Under pressure from managed-care companies and hospital giant Columbia/HCA Healthcare Corp., a major medical-supply distributor and a pharmaceutical company have decided to merge in a stock swap valued at $1.4 billion.
Bergen Brunswig Corp., a titan in drug and medical-surgical distribution, and Ivax Corp., the country's biggest generic drugmaker, announced last week that they have reached a definitive agreement to consolidate.
The distribution-manufacturing marriage would be one of the largest of its kind in the healthcare industry. Orange, Calif.-based Bergen Brunswig's wholesale drug distribution muscle would be joined with Miami-based Ivax's manufacturing capabilities in a new company called BBI Healthcare.
Executives contend the combination would produce immediate cost savings of $30 million and that within two years BBI Healthcare's revenues would grow in excess of 20% annually.
Bergen has annual revenues of $9.9 billion, and Ivax has $1.2 billion in revenues.
Pricing pressure from managed-care organizations was instrumental in driving the deal, executives said.
"When it comes to supplying the managed-care provider. . . we couldn't give them (product) for any less money," said Robert Martini, Bergen Brunswig chairman. "We have to take costs out of the system. And this is a way to do it."
Bergen Brunswig, the sole wholesale drug supplier to Columbia, cited the hospital chain's price demands as an important catalyst for the transaction. The dollar values of Bergen's business with Columbia and Columbia's discount requests were not disclosed.
"Columbia just couldn't squeeze us any harder than they were squeezing," Martini said.
And Columbia's quest for continual savings "was not atypical" of managed care overall, Martini said.
By controlling drugs from the point of manufacture all the way to their being dispensed to patients, executives said BBI Healthcare would wring out waste, dramatically improve inventory control and more fully realize revenue growth through Bergen Brunswig's popular one-stop generic drug supply program.
All told, the deal would improve margins and provide additional pricing flexibility, executives said.
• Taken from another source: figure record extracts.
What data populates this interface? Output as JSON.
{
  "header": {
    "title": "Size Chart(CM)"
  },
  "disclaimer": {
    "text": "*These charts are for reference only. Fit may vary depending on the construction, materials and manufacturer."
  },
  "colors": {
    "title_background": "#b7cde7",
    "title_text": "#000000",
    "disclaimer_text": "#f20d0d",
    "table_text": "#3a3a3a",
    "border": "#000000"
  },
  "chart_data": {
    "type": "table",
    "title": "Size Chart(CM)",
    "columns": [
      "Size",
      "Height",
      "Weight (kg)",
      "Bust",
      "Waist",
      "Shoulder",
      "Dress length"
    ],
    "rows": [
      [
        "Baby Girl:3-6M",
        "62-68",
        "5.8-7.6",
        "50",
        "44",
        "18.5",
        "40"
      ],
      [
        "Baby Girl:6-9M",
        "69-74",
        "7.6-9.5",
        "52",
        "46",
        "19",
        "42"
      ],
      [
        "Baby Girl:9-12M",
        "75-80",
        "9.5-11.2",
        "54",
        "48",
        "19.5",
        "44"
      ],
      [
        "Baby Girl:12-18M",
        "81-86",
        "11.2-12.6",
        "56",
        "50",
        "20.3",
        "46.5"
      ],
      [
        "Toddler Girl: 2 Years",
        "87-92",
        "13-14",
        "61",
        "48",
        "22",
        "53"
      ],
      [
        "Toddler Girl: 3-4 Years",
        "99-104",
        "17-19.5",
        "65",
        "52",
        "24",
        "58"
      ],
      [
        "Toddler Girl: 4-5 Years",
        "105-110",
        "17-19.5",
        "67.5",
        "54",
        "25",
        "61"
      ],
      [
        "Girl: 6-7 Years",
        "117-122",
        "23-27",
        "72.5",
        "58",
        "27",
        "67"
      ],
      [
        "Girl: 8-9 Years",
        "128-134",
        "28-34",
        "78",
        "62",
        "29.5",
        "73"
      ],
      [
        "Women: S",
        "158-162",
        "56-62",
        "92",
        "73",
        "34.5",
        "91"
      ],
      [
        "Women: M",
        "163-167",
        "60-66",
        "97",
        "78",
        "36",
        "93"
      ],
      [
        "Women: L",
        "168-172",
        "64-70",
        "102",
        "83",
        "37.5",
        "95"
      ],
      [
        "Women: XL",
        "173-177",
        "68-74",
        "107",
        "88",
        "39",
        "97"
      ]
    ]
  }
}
Bergen Brunswig's chief financial officer, Neil Dimick, predicted the new company would be up and running by February 1997. That's provided shareholders and regulators approve the deal, which would be achieved through a tax-free stock swap.
Margins at both companies have wilted under unrelenting customer pressure to shave prices.
In fact, Ivax also announced a third-quarter loss of $178.7 million. It blamed the decline on a combination of depressed revenues and restructuring charges.
Wall Street was unimpressed by the proposed merger, however, and swiftly punished both companies' shares.
Bergen Brunswig's stock slid almost 16% to $27.63 per share on the New York Stock Exchange, while Ivax shares lost 21% to close at $12.50 in American Stock Exchange trading on Nov. 11, the day the deal was announced.
Martini attributed investor reaction to a misunderstanding of the deal's strategic benefits. Acquiring another wholesaler, for example, would have been a "slam dunk" with investors, he said. But this merger, which Martini conceded was a bit complicated, represents an untried strategy and "not just a financial transaction to take somebody out of business."
Some investors seemed to take heart on Nov. 12, though, as Bergen Brunswig shares rose 88 cents to close at $28.50. However, Ivax shares closed down 13 cents at $12.38.
"Once the dust settles, most observers will recognize that, while this is a bold move and not a riskless transaction, there are lots of potential synergies here," said Donald T. Spindel, an industry analyst with A.G. Edwards & Sons, St. Louis.
BBI Healthcare would be headquartered in Miami, hometown to Ivax. Donald R. Roden, president of Orange, Calif.-based Bergen Brunswig, would become BBI Healthcare's chief executive officer. Ivax Chairman Phillip Frost, M.D., and Bergen Brunswig's Martini would serve as co-chairmen.